Она не допытывалась, в чем дело, не пыталась переубедить Кирилла, только помогала. Иногда Кирилл мечтал, что все закончится хорошо (хотя и сам не знал, что значит в его позиции «хорошо») и тогда можно будет вернуться к прежней понятной жизни. Или не вернуться, но, наоборот, все поменять? – бросить университет, академические интриги, мрачные тайны, уехать обратно в Новосибирск, позвать Шушу с собой, устроиться работать учителем истории в обычную среднюю школу, спокойно жить и быть счастливым.

Но прежде надо было выяснить правду.)

По просьбе Кирилла Шуша купила ему билет на поезд до Москвы, уходящий поздно вечером 18 июня. План заключался в том, чтобы 19 числа попасть в ЦДШ и, улучив момент, спрятаться в книгохранилище читального зала. Накануне праздника сотрудники уходят домой раньше, а 20-го, в Международный день шахмат, ЦДШ закрыт – у Кирилла будет достаточно времени, чтобы исследовать материалы, находящиеся в спецхране.

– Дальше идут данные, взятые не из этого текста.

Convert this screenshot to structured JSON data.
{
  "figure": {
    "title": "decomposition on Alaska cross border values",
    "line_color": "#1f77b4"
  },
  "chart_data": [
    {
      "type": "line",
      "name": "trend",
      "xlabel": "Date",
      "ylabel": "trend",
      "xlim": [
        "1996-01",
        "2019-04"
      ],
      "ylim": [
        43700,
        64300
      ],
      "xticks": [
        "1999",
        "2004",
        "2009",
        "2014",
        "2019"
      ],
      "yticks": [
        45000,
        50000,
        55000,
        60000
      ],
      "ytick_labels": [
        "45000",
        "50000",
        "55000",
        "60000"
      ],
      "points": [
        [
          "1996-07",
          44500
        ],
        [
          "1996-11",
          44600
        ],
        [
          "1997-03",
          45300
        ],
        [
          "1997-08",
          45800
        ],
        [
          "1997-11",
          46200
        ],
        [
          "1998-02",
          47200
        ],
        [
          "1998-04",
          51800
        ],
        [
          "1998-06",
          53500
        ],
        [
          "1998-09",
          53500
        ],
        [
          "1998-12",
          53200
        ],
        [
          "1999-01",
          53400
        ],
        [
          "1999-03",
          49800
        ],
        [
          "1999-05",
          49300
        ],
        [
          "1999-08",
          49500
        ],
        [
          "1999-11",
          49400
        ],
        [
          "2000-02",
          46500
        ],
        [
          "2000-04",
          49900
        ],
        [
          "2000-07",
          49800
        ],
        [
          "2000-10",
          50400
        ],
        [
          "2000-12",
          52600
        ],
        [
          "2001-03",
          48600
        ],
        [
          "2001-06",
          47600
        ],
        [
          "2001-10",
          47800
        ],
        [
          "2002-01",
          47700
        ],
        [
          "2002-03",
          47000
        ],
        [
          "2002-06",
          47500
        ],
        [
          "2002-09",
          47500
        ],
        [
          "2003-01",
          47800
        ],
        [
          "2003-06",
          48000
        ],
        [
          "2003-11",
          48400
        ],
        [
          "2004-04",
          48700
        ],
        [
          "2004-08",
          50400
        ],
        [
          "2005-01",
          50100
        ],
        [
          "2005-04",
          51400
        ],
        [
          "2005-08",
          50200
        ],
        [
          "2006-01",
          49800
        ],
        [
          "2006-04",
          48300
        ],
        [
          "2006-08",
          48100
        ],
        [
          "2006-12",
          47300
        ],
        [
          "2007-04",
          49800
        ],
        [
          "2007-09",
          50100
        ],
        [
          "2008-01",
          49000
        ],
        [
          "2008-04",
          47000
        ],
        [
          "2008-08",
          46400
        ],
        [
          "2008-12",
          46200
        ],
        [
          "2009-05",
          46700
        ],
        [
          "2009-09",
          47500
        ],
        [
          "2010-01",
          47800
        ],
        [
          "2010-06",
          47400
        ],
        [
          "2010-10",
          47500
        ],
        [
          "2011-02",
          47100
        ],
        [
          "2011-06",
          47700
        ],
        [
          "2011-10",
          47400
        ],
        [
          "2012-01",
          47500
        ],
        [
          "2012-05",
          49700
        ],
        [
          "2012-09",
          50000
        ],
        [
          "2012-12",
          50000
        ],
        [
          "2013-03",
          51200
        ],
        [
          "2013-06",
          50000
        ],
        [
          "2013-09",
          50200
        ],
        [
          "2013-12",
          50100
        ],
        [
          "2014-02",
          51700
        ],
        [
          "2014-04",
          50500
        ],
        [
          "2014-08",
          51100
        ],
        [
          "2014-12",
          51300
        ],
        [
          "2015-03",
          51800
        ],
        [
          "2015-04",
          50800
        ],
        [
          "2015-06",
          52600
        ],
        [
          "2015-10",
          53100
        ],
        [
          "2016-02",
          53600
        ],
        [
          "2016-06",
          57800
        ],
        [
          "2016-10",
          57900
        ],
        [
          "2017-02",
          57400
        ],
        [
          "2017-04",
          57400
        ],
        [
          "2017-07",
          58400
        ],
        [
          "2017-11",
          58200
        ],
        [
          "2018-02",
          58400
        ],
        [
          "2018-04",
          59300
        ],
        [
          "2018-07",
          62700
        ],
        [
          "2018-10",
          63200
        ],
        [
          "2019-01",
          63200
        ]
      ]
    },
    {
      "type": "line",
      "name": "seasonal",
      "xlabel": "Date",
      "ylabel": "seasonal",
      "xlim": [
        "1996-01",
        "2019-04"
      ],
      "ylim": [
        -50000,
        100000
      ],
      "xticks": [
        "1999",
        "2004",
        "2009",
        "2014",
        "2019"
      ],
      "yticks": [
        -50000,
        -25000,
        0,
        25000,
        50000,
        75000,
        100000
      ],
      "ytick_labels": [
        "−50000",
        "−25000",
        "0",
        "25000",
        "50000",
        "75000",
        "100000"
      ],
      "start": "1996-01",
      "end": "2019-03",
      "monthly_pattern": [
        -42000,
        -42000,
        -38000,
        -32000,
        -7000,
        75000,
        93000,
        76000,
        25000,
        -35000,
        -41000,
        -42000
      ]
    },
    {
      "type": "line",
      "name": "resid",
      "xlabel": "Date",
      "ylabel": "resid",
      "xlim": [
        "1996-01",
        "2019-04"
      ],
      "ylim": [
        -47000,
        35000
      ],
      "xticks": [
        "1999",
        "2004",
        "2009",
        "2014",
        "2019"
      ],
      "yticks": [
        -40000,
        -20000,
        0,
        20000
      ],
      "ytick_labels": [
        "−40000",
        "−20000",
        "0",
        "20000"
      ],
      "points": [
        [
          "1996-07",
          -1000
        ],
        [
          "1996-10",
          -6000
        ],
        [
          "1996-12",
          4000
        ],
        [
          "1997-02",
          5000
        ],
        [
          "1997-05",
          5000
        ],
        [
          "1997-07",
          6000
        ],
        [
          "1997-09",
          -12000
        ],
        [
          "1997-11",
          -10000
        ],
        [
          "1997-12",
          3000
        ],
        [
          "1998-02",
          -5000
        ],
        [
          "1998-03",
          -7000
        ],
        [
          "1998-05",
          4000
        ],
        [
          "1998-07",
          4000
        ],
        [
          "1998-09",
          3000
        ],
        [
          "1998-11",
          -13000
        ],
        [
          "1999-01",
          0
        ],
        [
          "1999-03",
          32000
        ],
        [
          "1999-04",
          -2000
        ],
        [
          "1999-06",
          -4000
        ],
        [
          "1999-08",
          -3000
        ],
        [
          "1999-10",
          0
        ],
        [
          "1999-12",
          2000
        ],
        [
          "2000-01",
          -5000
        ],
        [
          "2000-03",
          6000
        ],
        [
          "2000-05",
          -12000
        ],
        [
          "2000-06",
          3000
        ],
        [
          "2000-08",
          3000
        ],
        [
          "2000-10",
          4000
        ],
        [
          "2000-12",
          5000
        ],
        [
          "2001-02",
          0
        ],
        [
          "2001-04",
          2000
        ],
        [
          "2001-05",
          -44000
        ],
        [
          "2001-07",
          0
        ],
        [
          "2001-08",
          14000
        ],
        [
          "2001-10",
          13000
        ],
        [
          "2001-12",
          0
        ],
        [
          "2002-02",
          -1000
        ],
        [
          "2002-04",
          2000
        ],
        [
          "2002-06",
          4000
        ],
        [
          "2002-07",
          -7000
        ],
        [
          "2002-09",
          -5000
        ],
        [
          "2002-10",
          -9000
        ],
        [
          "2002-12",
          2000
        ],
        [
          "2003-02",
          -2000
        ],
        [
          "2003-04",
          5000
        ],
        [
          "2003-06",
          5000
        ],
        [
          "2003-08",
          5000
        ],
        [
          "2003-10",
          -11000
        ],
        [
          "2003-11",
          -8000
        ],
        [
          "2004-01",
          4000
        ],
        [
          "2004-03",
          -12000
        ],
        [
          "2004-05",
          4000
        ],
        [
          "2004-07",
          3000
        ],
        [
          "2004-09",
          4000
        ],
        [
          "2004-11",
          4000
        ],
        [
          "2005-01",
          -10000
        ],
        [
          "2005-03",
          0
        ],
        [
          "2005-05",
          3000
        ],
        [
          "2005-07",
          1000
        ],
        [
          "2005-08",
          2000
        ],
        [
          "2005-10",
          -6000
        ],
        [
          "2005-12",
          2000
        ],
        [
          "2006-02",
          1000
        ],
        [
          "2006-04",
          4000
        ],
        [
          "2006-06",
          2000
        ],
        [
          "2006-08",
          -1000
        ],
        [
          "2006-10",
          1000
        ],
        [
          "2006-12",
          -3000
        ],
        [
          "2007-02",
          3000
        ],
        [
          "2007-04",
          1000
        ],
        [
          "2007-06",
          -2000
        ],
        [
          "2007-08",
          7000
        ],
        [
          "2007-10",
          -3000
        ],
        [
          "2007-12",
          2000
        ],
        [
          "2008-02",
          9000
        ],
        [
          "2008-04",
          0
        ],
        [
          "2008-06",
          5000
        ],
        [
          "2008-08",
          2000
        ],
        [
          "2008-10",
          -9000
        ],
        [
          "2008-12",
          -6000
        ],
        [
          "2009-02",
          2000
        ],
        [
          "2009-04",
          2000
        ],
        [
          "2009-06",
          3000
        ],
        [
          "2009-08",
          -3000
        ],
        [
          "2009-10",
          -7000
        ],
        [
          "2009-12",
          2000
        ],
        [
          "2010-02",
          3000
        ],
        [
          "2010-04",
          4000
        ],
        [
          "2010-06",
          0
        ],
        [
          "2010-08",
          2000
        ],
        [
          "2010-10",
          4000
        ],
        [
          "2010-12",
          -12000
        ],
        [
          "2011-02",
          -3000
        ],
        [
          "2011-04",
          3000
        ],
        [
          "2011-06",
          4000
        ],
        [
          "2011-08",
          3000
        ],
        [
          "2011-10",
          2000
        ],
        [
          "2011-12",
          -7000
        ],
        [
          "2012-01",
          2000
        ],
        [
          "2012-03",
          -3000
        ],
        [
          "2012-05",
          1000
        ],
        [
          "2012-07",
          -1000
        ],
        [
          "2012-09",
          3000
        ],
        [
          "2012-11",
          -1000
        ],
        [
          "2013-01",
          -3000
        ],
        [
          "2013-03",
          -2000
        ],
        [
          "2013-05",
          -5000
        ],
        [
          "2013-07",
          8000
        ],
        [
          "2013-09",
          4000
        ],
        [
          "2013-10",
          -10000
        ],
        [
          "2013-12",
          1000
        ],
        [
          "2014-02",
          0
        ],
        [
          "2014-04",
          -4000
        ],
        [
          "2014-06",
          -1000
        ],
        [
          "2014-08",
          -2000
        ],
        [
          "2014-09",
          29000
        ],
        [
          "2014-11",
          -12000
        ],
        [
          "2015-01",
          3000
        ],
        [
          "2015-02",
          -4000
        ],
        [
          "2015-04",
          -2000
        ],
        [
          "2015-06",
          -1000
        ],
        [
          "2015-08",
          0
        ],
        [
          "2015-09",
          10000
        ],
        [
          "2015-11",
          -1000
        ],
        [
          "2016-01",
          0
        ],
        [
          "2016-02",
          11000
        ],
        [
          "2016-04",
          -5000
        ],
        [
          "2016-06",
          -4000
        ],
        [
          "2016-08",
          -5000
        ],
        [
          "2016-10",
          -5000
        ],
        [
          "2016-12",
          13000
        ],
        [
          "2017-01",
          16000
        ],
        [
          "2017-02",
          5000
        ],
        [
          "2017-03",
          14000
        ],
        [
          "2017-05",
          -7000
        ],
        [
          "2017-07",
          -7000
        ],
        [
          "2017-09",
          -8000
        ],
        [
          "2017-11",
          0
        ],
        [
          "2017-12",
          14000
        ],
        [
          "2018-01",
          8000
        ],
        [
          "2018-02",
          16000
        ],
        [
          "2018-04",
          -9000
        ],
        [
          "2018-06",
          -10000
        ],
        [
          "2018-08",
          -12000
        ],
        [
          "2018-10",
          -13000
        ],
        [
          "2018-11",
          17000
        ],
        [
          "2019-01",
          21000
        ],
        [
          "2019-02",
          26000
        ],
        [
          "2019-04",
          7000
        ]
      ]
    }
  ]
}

В назначенный вечер Кирилл, закутавшись в плащ, вышел из дома, дождался (под мелким дождем) шедшего по Свидлеровской набережной автобуса и отправился на вокзал. Автобус пересекал Неву по Литейному, но дальше ехал вдоль Фонтанки, так что выйти пришлось возле Аничкового моста (два черных и два белых коня работы скульптора Клодта вздымали в воздух бронзовые копыта). Шагая по Невскому проспекту в сторону площади Восстания, Кирилл тайком оглядывался – и правильно делал: в какой-то момент он увидел приземистую фигуру, следовавшую за ним в отдалении. (Оу, несколькими неделями раньше Кирилл подбежал бы к фигуре, схватил бы за грудки, вытряс бы признание. Но теперь ему стало страшно: вдруг это один из «чистильщиков», о которых обмолвился Толян? Ведь они уже убили Броткина. Что, если Кирилл – следующий в их списке? К тому же на этот раз преследователь был не один – рядом с приземистой фигурой шла вторая, более субтильная. Шпионы!) К счастью, Кирилл знал, как поступить. Сначала он свернул на Литейный, затем, двигаясь все быстрее, на улицу Нимцовича. Те двое не отставали, но, наоборот, уже откровенно припустили за Кириллом. Неужели его хотят прирезать в центре города, на глазах у прохожих? Продравшись через толпу молодежи, курящей возле популярного бара «Синий Ботвинник», Кирилл забежал в проходной двор – но вместо того, чтобы выскочить знакомым путем на улицу Алехина, спрятался в подъезде. Через минуту послышались громкие шаги. Кирилл замер за дверью. «Андрей, погоди, я не могу!» – раздался голос. «Нельзя его упускать, Майка, поднажми!» – ответил второй. Сердце Кирилла сжалось.

вернуться

68

Льет как из ведра (англ.).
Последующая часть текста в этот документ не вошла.